En coopérant avec des collections publiques, notamment l’archive photographique de Marc Vaux (Centre Pompidou), j’ai entamé la création d’un lieu de résidence et d’ateliers dédié à la réévaluation des expériences vécues par de nombreux artistes passés par Paris au cours du 20ème siècle. Une autre histoire de la modernité peut être écrite, non plus définie par le mythe du progrès industriel mais faite d’individualités déviantes, d’échanges culturels et d’exils. Je crois sincèrement que l’art peut nous aider à inventer des historiographies alternatives et explorer des parcours de vie ignorés et marginalisés qui résonnent avec leur contexte collectif.
Notre programmation 2017 sera l’occasion d’entremêler une pluralité de mondes.

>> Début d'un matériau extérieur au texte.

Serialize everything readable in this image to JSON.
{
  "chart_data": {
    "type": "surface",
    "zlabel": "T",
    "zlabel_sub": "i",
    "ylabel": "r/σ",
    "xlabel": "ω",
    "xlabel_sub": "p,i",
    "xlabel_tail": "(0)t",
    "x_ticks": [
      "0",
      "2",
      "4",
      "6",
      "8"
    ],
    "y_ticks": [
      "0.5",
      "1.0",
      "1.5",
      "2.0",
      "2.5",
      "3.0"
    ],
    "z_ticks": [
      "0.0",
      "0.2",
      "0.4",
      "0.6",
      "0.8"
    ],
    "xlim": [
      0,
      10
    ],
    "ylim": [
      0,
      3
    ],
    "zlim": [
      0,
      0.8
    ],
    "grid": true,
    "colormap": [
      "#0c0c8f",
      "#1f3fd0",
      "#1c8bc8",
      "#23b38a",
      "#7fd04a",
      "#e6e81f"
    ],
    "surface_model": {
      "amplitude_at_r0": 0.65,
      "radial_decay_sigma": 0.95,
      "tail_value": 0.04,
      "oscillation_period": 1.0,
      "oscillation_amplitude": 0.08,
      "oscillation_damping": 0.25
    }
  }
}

Bétonsalon et la Villa Vassilieff vont créer des lieux de dialogue pour aborder notre situation politique et sociale. Nous souhaitons faire naître une économie de la convivialité, là où les visiteurs seront amenés à discuter autour des œuvres, parlant d’expériences personnelles et de mémoires collectives comme des difficultés du vivre-ensemble. Bétonsalon, remis à neuf, va proposer de nouveaux espaces d’accueil et de travail et donner à voir deux expositions personnelles par les artistes Emmanuelle Lainé et Candice Lin, chacune conçue en collaboration avec l’université Paris Diderot et le laboratoire de recherche de l’« Académie vivante ». La Villa Vassilieff deviendra une véritable maison habitée par sept projets. Une constellation de commissaires et d’artistes en résidence vont entreprendre des projets de recherche liant pratiques du passé et du présent.

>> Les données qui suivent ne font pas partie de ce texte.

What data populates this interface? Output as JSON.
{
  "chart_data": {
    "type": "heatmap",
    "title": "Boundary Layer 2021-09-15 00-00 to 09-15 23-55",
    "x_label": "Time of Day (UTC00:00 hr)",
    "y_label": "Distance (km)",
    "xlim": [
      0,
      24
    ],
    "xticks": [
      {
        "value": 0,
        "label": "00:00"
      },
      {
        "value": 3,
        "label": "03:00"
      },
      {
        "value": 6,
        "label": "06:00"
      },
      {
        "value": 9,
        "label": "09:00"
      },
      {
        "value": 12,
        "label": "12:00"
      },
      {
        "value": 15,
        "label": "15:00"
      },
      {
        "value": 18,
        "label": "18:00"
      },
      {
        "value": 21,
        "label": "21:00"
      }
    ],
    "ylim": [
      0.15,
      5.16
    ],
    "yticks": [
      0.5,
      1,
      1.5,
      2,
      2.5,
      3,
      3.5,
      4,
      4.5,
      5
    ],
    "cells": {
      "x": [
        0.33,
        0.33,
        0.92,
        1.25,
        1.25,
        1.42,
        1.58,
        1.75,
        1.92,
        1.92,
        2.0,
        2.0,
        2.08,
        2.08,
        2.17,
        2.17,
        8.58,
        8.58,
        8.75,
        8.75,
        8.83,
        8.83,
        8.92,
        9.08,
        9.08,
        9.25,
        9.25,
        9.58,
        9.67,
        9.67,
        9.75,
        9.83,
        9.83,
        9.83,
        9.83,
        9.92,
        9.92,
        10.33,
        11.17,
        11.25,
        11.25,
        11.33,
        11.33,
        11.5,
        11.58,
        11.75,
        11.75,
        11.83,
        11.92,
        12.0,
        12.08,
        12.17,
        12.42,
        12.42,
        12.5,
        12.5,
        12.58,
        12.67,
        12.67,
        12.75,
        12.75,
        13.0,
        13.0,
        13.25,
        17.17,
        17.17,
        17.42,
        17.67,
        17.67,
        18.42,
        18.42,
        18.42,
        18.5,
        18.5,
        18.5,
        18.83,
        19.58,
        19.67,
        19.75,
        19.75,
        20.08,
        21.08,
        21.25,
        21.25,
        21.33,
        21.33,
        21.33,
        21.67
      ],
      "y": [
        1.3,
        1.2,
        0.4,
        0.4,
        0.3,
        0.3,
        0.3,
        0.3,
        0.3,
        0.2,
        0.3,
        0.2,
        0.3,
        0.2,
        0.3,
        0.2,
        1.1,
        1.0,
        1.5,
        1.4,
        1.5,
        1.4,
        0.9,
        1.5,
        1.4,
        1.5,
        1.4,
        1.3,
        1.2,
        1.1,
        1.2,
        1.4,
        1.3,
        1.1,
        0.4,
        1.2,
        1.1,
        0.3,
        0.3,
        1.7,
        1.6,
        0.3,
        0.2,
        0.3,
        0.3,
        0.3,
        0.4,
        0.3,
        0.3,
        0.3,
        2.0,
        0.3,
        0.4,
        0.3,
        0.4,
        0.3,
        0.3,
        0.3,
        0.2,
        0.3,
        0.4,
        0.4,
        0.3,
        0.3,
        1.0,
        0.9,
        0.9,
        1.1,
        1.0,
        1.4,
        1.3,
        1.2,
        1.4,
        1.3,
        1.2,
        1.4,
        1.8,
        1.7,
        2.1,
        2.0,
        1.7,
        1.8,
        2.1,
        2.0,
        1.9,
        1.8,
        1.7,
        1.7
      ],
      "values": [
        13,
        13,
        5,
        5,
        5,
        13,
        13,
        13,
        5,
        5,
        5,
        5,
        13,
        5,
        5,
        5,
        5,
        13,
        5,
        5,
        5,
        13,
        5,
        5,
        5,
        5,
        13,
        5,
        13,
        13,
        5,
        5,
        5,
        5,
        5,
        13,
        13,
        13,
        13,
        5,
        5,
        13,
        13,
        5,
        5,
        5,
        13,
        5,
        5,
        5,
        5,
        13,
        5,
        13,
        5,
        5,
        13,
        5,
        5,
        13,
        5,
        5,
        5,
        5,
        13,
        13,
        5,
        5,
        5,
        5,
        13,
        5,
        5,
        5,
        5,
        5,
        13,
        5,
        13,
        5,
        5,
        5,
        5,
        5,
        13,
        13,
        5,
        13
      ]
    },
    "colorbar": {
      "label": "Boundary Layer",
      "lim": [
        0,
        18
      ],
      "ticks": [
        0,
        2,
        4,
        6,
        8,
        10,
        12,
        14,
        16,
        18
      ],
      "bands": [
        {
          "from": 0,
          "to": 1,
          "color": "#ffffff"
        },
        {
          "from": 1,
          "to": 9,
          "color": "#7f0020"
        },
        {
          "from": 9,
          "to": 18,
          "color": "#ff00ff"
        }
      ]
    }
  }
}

Je veux prendre fait et cause pour ces artistes qui savent exprimer leurs individualités instables, leurs racines singulières et leurs parcours complexes avec sincérité et engagement. L’articulation des émotions et des luttes est un point de passage nécessaire pour amplifier les mémoires et créer des publics subversifs. J’aspire à un programme où transparaissent les êtres et leurs émotions, où se répandent passion, compassion, contestation, peur et fragilité. Alors que nous explorerons les mille manières avec lesquelles les artistes s’emparent de ces matériaux, nous nous confronterons à des territoires instables et des temporalités disjointes. Nous regarderons de plus près ces pratiques individuelles via des perspectives enfin défrichées. Nous pouvons imaginer une histoire partagée, non pas imposée mais élaborée collectivement d’après une multiplicité de particularités et d’itinéraires sinueux dans un monde fragmenté. En des temps troublés, ces histoires nous aident à développer des formes translocales de résistance et inventer de nouveaux horizons cosmopolites.